AgentWall introduces runtime safety layer to intercept and control local AI agent actions

A new paper on arXiv presents AgentWall, a runtime safety and observability system designed to intercept and control the actions of local AI agents before they reach the host operating system. As agents evolve from passive language generators into active software components capable of executing shell commands, modifying files, and calling APIs, the safety model for AI has shifted from preventing harmful outputs to preventing harmful actions. Traditional approaches—model alignment and input filtering—do not address what occurs at the boundary where an agent's intent translates into actual system modifications.

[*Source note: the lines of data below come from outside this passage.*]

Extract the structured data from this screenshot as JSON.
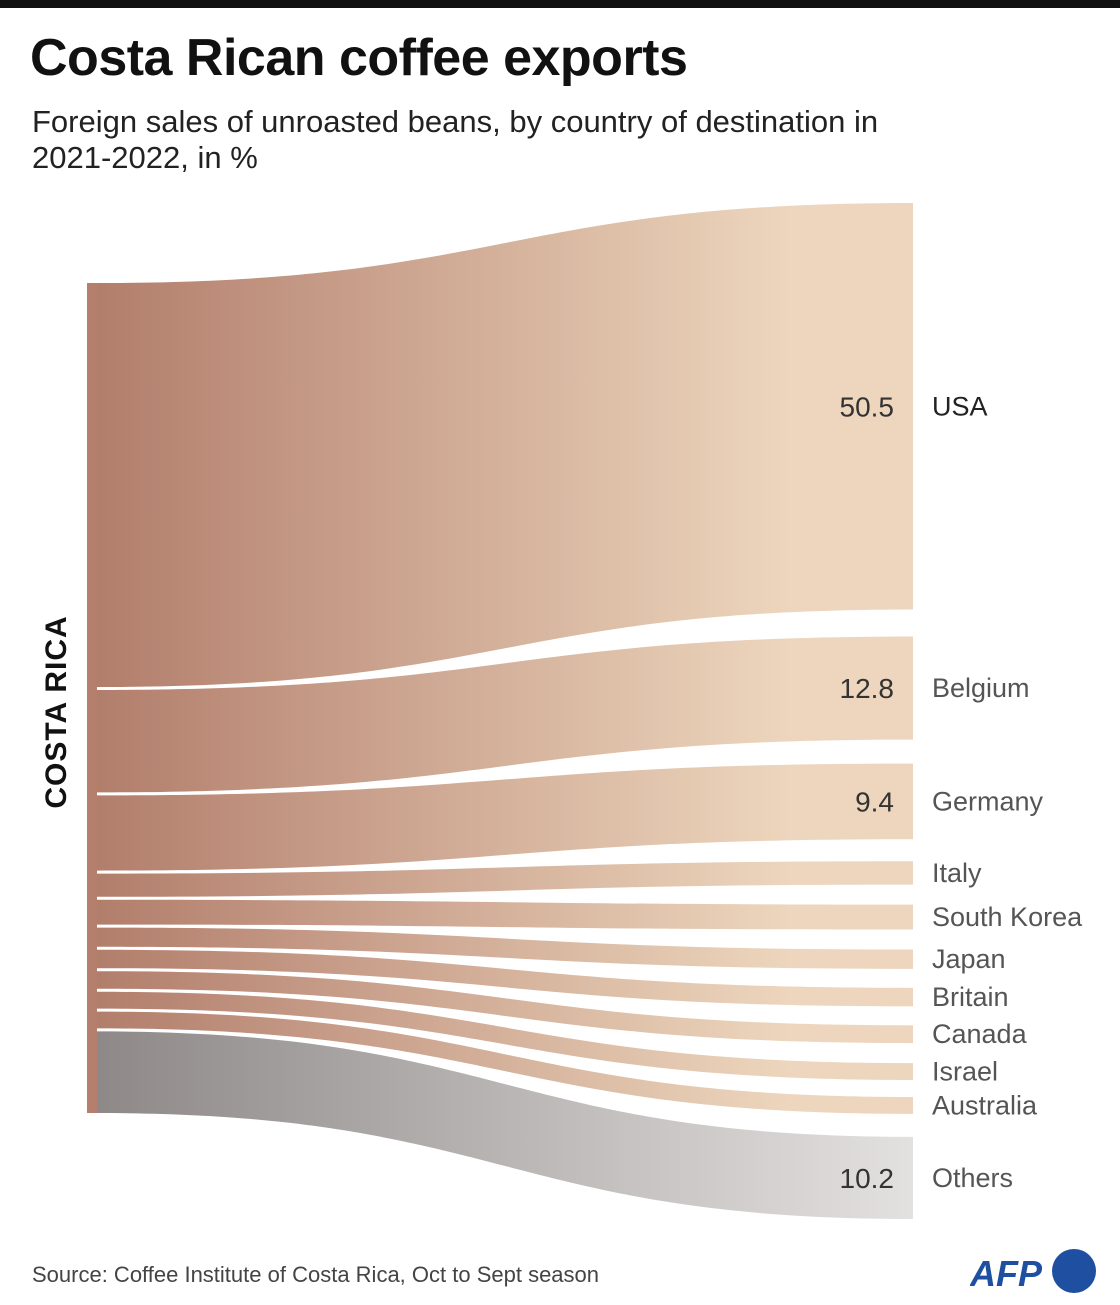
{
  "header": {
    "title": "Costa Rican coffee exports",
    "subtitle": "Foreign sales of unroasted beans, by country of destination in 2021-2022, in %"
  },
  "footer": {
    "source": "Source: Coffee Institute of Costa Rica, Oct to Sept season",
    "logo_text": "AFP"
  },
  "colors": {
    "flow_left": "#b27e6c",
    "flow_right": "#edd6bd",
    "others_left": "#8e8988",
    "others_right": "#e3e1e0",
    "node": "#b47f6d",
    "logo": "#1e4fa0"
  },
  "chart_data": {
    "type": "sankey",
    "title": "Costa Rican coffee exports",
    "subtitle": "Foreign sales of unroasted beans, by country of destination in 2021-2022, in %",
    "source_node": "COSTA RICA",
    "unit": "%",
    "flows": [
      {
        "target": "USA",
        "value": 50.5,
        "labeled": true
      },
      {
        "target": "Belgium",
        "value": 12.8,
        "labeled": true
      },
      {
        "target": "Germany",
        "value": 9.4,
        "labeled": true
      },
      {
        "target": "Italy",
        "value": 2.9,
        "labeled": false
      },
      {
        "target": "South Korea",
        "value": 3.1,
        "labeled": false
      },
      {
        "target": "Japan",
        "value": 2.4,
        "labeled": false
      },
      {
        "target": "Britain",
        "value": 2.3,
        "labeled": false
      },
      {
        "target": "Canada",
        "value": 2.2,
        "labeled": false
      },
      {
        "target": "Israel",
        "value": 2.1,
        "labeled": false
      },
      {
        "target": "Australia",
        "value": 2.1,
        "labeled": false
      },
      {
        "target": "Others",
        "value": 10.2,
        "labeled": true
      }
    ]
  }
}
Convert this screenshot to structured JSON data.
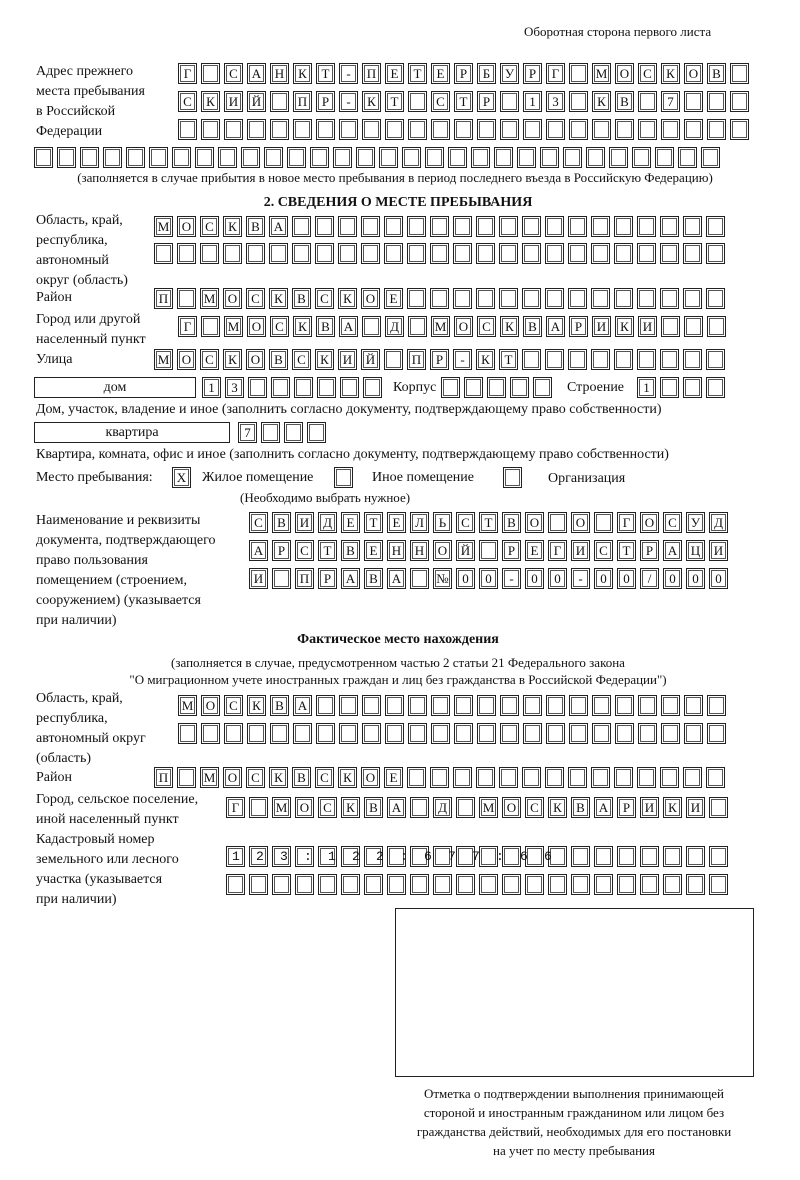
{
  "page_header": "Оборотная сторона первого листа",
  "previous_address": {
    "label_lines": [
      "Адрес прежнего",
      "места пребывания",
      "в Российской",
      "Федерации"
    ],
    "rows": [
      "Г САНКТ-ПЕТЕРБУРГ МОСКОВ",
      "СКИЙ ПР-КТ СТР 13 КВ 7  ",
      "",
      ""
    ],
    "note": "(заполняется в случае прибытия в новое место пребывания в период последнего въезда в Российскую Федерацию)"
  },
  "section2": {
    "heading": "2. СВЕДЕНИЯ О МЕСТЕ ПРЕБЫВАНИЯ",
    "region_label_lines": [
      "Область, край,",
      "республика,",
      "автономный",
      "округ (область)"
    ],
    "region_rows": [
      "МОСКВА",
      ""
    ],
    "district_label": "Район",
    "district": "П МОСКВСКОЕ",
    "city_label_lines": [
      "Город или другой",
      "населенный пункт"
    ],
    "city": "Г МОСКВА Д МОСКВАРИКИ",
    "street_label": "Улица",
    "street": "МОСКОВСКИЙ ПР-КТ",
    "house_type": "дом",
    "house_number": "13",
    "korpus_label": "Корпус",
    "korpus": "",
    "building_label": "Строение",
    "building": "1",
    "house_caption": "Дом, участок, владение и иное (заполнить согласно документу, подтверждающему право собственности)",
    "apartment_type": "квартира",
    "apartment_number": "7",
    "apartment_caption": "Квартира, комната, офис и иное (заполнить согласно документу, подтверждающему право собственности)",
    "stay_place_label": "Место пребывания:",
    "options": [
      {
        "label": "Жилое помещение",
        "mark": "X"
      },
      {
        "label": "Иное помещение",
        "mark": ""
      },
      {
        "label": "Организация",
        "mark": ""
      }
    ],
    "choose_note": "(Необходимо выбрать нужное)",
    "document_label_lines": [
      "Наименование и реквизиты",
      "документа, подтверждающего",
      "право пользования",
      "помещением (строением,",
      "сооружением) (указывается",
      "при наличии)"
    ],
    "document_rows": [
      "СВИДЕТЕЛЬСТВО О ГОСУД",
      "АРСТВЕННОЙ РЕГИСТРАЦИ",
      "И ПРАВА №00-00-00/000"
    ]
  },
  "actual_location": {
    "heading": "Фактическое место нахождения",
    "note_lines": [
      "(заполняется в случае, предусмотренном частью 2 статьи 21 Федерального закона",
      "\"О миграционном учете иностранных граждан и лиц без гражданства в Российской Федерации\")"
    ],
    "region_label_lines": [
      "Область, край,",
      "республика,",
      "автономный округ",
      "(область)"
    ],
    "region_rows": [
      "МОСКВА",
      ""
    ],
    "district_label": "Район",
    "district": "П МОСКВСКОЕ",
    "city_label_lines": [
      "Город, сельское поселение,",
      "иной населенный пункт"
    ],
    "city": "Г МОСКВА Д МОСКВАРИКИ",
    "cadastral_label_lines": [
      "Кадастровый номер",
      "земельного или лесного",
      "участка (указывается",
      "при наличии)"
    ],
    "cadastral_rows": [
      "123:122:677:66",
      ""
    ]
  },
  "confirmation": {
    "caption_lines": [
      "Отметка о подтверждении выполнения принимающей",
      "стороной и иностранным гражданином или лицом без",
      "гражданства действий, необходимых для его постановки",
      "на учет по месту пребывания"
    ]
  }
}
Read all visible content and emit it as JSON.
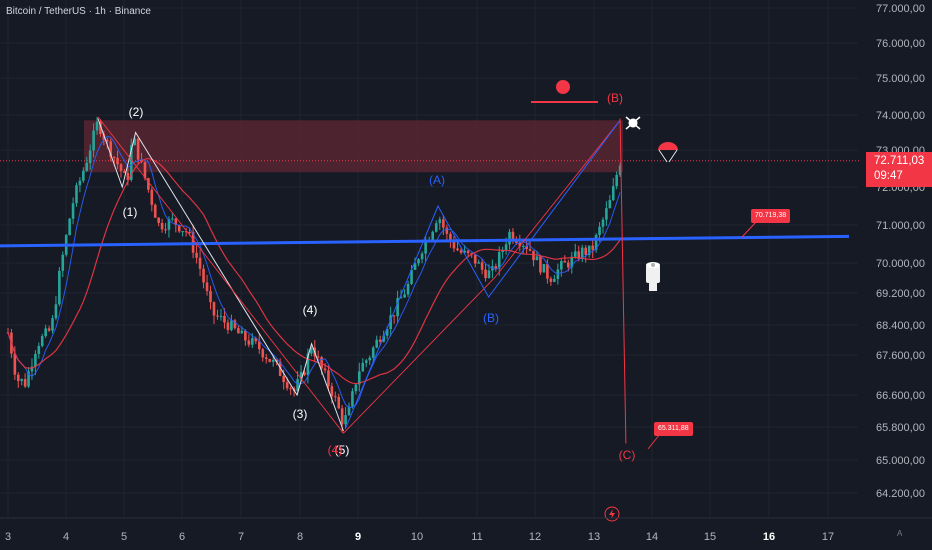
{
  "header": {
    "symbol_line": "Bitcoin / TetherUS · 1h · Binance"
  },
  "chart_data": {
    "type": "candlestick",
    "title": "Bitcoin / TetherUS · 1h · Binance",
    "y_ticks": [
      "77.000,00",
      "76.000,00",
      "75.000,00",
      "74.000,00",
      "73.000,00",
      "72.000,00",
      "71.000,00",
      "70.000,00",
      "69.200,00",
      "68.400,00",
      "67.600,00",
      "66.600,00",
      "65.800,00",
      "65.000,00",
      "64.200,00"
    ],
    "x_ticks": [
      "3",
      "4",
      "5",
      "6",
      "7",
      "8",
      "9",
      "10",
      "11",
      "12",
      "13",
      "14",
      "15",
      "16",
      "17"
    ],
    "current_price": "72.711,03",
    "countdown": "09:47",
    "callouts": [
      {
        "label": "70.719,38",
        "value": 70719.38
      },
      {
        "label": "65.311,88",
        "value": 65311.88
      }
    ],
    "wave_labels": [
      "(1)",
      "(2)",
      "(3)",
      "(4)",
      "(5)",
      "(4)",
      "(A)",
      "(B)",
      "(B)",
      "(C)"
    ],
    "resistance_zone": {
      "low": 72400,
      "high": 73850
    },
    "trend_line": {
      "start": 70450,
      "end": 70700
    },
    "colors": {
      "bull": "#26a69a",
      "bear": "#ef5350",
      "trend": "#2962ff",
      "zone": "#5a2632",
      "ma_fast": "#2962ff",
      "ma_slow": "#f23645"
    },
    "axis_corner": "A",
    "projection": {
      "from": 73900,
      "to": 65400
    }
  }
}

AgentWall operates as a policy-enforcing middleware layer. Every proposed agent action is intercepted, evaluated against an explicitly defined declarative policy, and flagged for human review if it affects sensitive resources. The system maintains a complete execution trail for audit and replay, enabling developers to understand and investigate agent behavior after the fact. Implementation spans multiple environments: it functions as both an MCP (Model Context Protocol) proxy and a native plugin compatible with Claude Desktop, Cursor, Windsurf, Claude Code, and OpenClaw, all deployable through a single install command.

The researchers evaluated AgentWall across 14 benchmark tests, reporting 92.9% policy enforcement accuracy with sub-millisecond latency overhead. This performance metric indicates the system can enforce safety constraints without perceptible degradation in agent responsiveness. The threat model addressed in the paper acknowledges both unintended agent misbehavior and adversarial manipulation of agent prompts, positioning runtime enforcement as a practical safeguard for developers running agents against their own filesystems and credentials.